How should you react?
Just as you do to the crazy guy on the street with the sign about the end of the world.
These stories are true, but they are irrelevant. What they say will happen is accurate, in many cases, but not imminent. And jumping too soon onto the next big thing is a sure way to drown in the rising tide of babble about the next big wave.
Smartphones are only half-penetrated, globally, today. For under $100 in many developing markets, they offer a relatively cheap on-ramp to the global digital ecosystem. For $600-1,100, they offer the latest in digital technology for residents of rich countries.
Yes, augmented reality is coming. Yes, virtual reality is coming.
Yes, the locus of computing will move from our hands to our faces -- for some -- in the form of lightweight and stylish glasses. Intelligence will also spread around our bodies in various wearable forms. And intelligence will be ambient in our environments via conversational and possibly gestural user interfaces.
Eventually, if Kim Jong-un doesn't start a nuclear WWIII and humanity continues to progress, we'll have direct brain-to-computer interfaces, or neural laces, which Tesla's Elon Musk has formed a company to study and potentially develop.
But let's be realistic about the timing.
While North America might have 70% smartphone penetration and Western Europe is in a similar range, South America, the Middle East, and Africa have huge room to grow, with penetration in the 20%, 30%, and 40% range. In Asia, China, Korea, and Japan have high rates of smartphone usage, but the Philippines is at 23.2%.
And the biggest country of all, with the most potential, is India, where smartphone ownership is still very low. 300 million Indians have smartphones, but a billion more are still eagerly awaiting that privilege.
So there's plenty of global growth.
But surely augmented reality and virtual reality, smart glasses and visors, will shortly be ascendant in rich Western countries?
The big three VR products -- HTC's Vive, Facebook's Oculus, and Sony's PSVR -- each cost around $1,000, when all the components and necessaries are included. If you need a new PC to drive your Vive or Oculus, add that cost too. The hotly-awaited AR products -- Microsoft's HoloLens, Magic Leap, and a variety of other head-mounted lenses from Meta, Blippar, and others -- are not yet available commercially, and look like they'll cost similar amounts.
Eventually, the technology will shrink. Eventually, the price point will come down. Eventually, the capability will not just be demo wow, but also possess real-world depth and breadth. Eventually the product will be comfortable enough to not just use it for 10 or 20 minutes, but to wear it for 12 to 16 hours.
But those are significantly hard technical challenges.

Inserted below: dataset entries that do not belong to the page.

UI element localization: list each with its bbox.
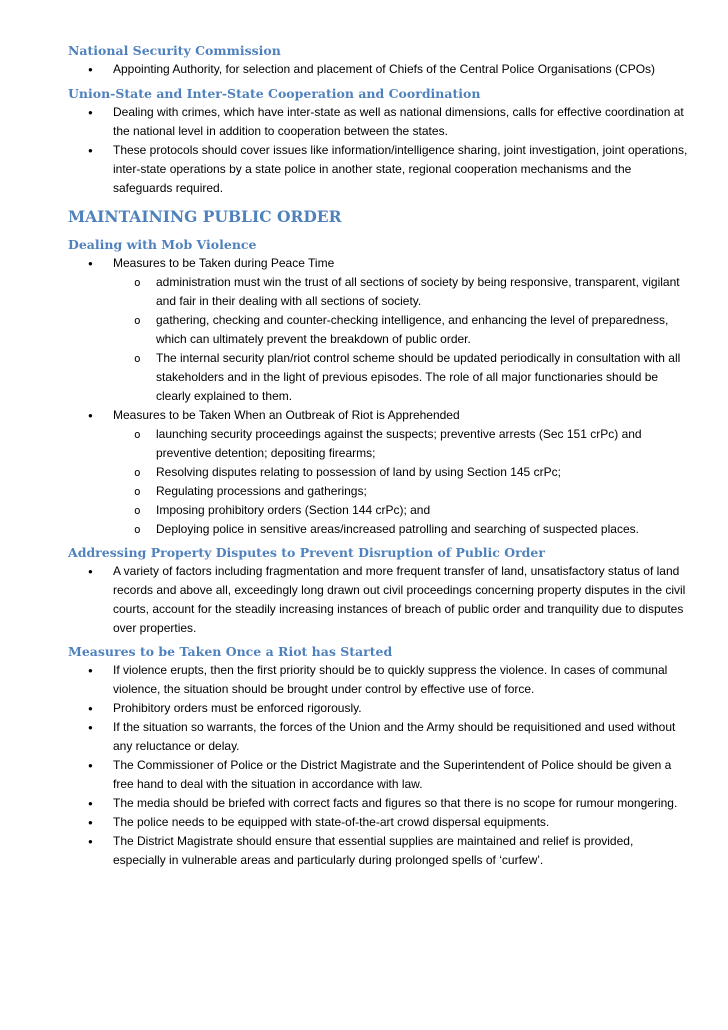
list-item [113, 254, 688, 406]
list-item: ● These protocols should cover issues like information/intelligence sharing, joint investigation, joint operations, inter-state operations by a state police in another state, regional cooperation mechanisms and the safeguards required. [113, 141, 688, 198]
heading-national-security-commission: National Security Commission [68, 43, 281, 58]
list-item: ● The media should be briefed with correct facts and figures so that there is no scope for rumour mongering. [113, 794, 688, 813]
list-item: ● If the situation so warrants, the forces of the Union and the Army should be requisitioned and used without any reluctance or delay. [113, 718, 688, 756]
heading-union-state-cooperation: Union-State and Inter-State Cooperation and Coordination [68, 86, 481, 101]
riot-measures-list [68, 661, 688, 870]
sub-list-item: o gathering, checking and counter-checking intelligence, and enhancing the level of preparedness, which can ultimately prevent the breakdown of public order. [156, 311, 688, 349]
list-item: ● The police needs to be equipped with state-of-the-art crowd dispersal equipments. [113, 813, 688, 832]
peace-time-label: Measures to be Taken during Peace Time [113, 256, 335, 270]
property-disputes-list [68, 562, 688, 638]
list-item [113, 406, 688, 539]
list-item: ● The Commissioner of Police or the District Magistrate and the Superintendent of Police should be given a free hand to deal with the situation in accordance with law. [113, 756, 688, 794]
list-item: ● A variety of factors including fragmentation and more frequent transfer of land, unsatisfactory status of land records and above all, exceedingly long drawn out civil proceedings concerning property disputes in the civil courts, account for the steadily increasing instances of breach of public order and tranquility due to disputes over properties. [113, 562, 688, 638]
sub-list-item: o Resolving disputes relating to possession of land by using Section 145 crPc; [156, 463, 688, 482]
sub-list-item: o Deploying police in sensitive areas/increased patrolling and searching of suspected places. [156, 520, 688, 539]
list-item: ● Prohibitory orders must be enforced rigorously. [113, 699, 688, 718]
outbreak-sublist [113, 425, 688, 539]
heading-property-disputes: Addressing Property Disputes to Prevent Disruption of Public Order [68, 545, 545, 560]
sub-list-item: o Regulating processions and gatherings; [156, 482, 688, 501]
national-security-list [68, 60, 688, 79]
heading-dealing-with-mob-violence: Dealing with Mob Violence [68, 237, 257, 252]
sub-list-item: o The internal security plan/riot control scheme should be updated periodically in consultation with all stakeholders and in the light of previous episodes. The role of all major functionaries should be clearly explained to them. [156, 349, 688, 406]
list-item: ● If violence erupts, then the first priority should be to quickly suppress the violence. In cases of communal violence, the situation should be brought under control by effective use of force. [113, 661, 688, 699]
outbreak-label: Measures to be Taken When an Outbreak of Riot is Apprehended [113, 408, 460, 422]
sub-list-item: o launching security proceedings against the suspects; preventive arrests (Sec 151 crPc) and preventive detention; depositing firearms; [156, 425, 688, 463]
list-item: ● The District Magistrate should ensure that essential supplies are maintained and relief is provided, especially in vulnerable areas and particularly during prolonged spells of ‘curfew’. [113, 832, 688, 870]
heading-maintaining-public-order: MAINTAINING PUBLIC ORDER [68, 207, 342, 226]
sub-list-item: o Imposing prohibitory orders (Section 144 crPc); and [156, 501, 688, 520]
mob-violence-list [68, 254, 688, 539]
list-item: ● Appointing Authority, for selection and placement of Chiefs of the Central Police Organisations (CPOs) [113, 60, 688, 79]
peace-time-sublist [113, 273, 688, 406]
sub-list-item: o administration must win the trust of all sections of society by being responsive, transparent, vigilant and fair in their dealing with all sections of society. [156, 273, 688, 311]
union-state-list [68, 103, 688, 198]
heading-riot-started: Measures to be Taken Once a Riot has Started [68, 644, 393, 659]
list-item: ● Dealing with crimes, which have inter-state as well as national dimensions, calls for effective coordination at the national level in addition to cooperation between the states. [113, 103, 688, 141]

That point is at least three to five years away, and it could easily be a decade away. And even at then, we have to start a whole new adoption cycle: rich early adopters in the wealthy countries first, followed by all the rest.
The world is getting more complex, and innovation in multiple areas -- bots and assistants, for one -- is most certainly attacking the smartphone-driven mobile ecosystem.
The end is coming. But it is not yet near.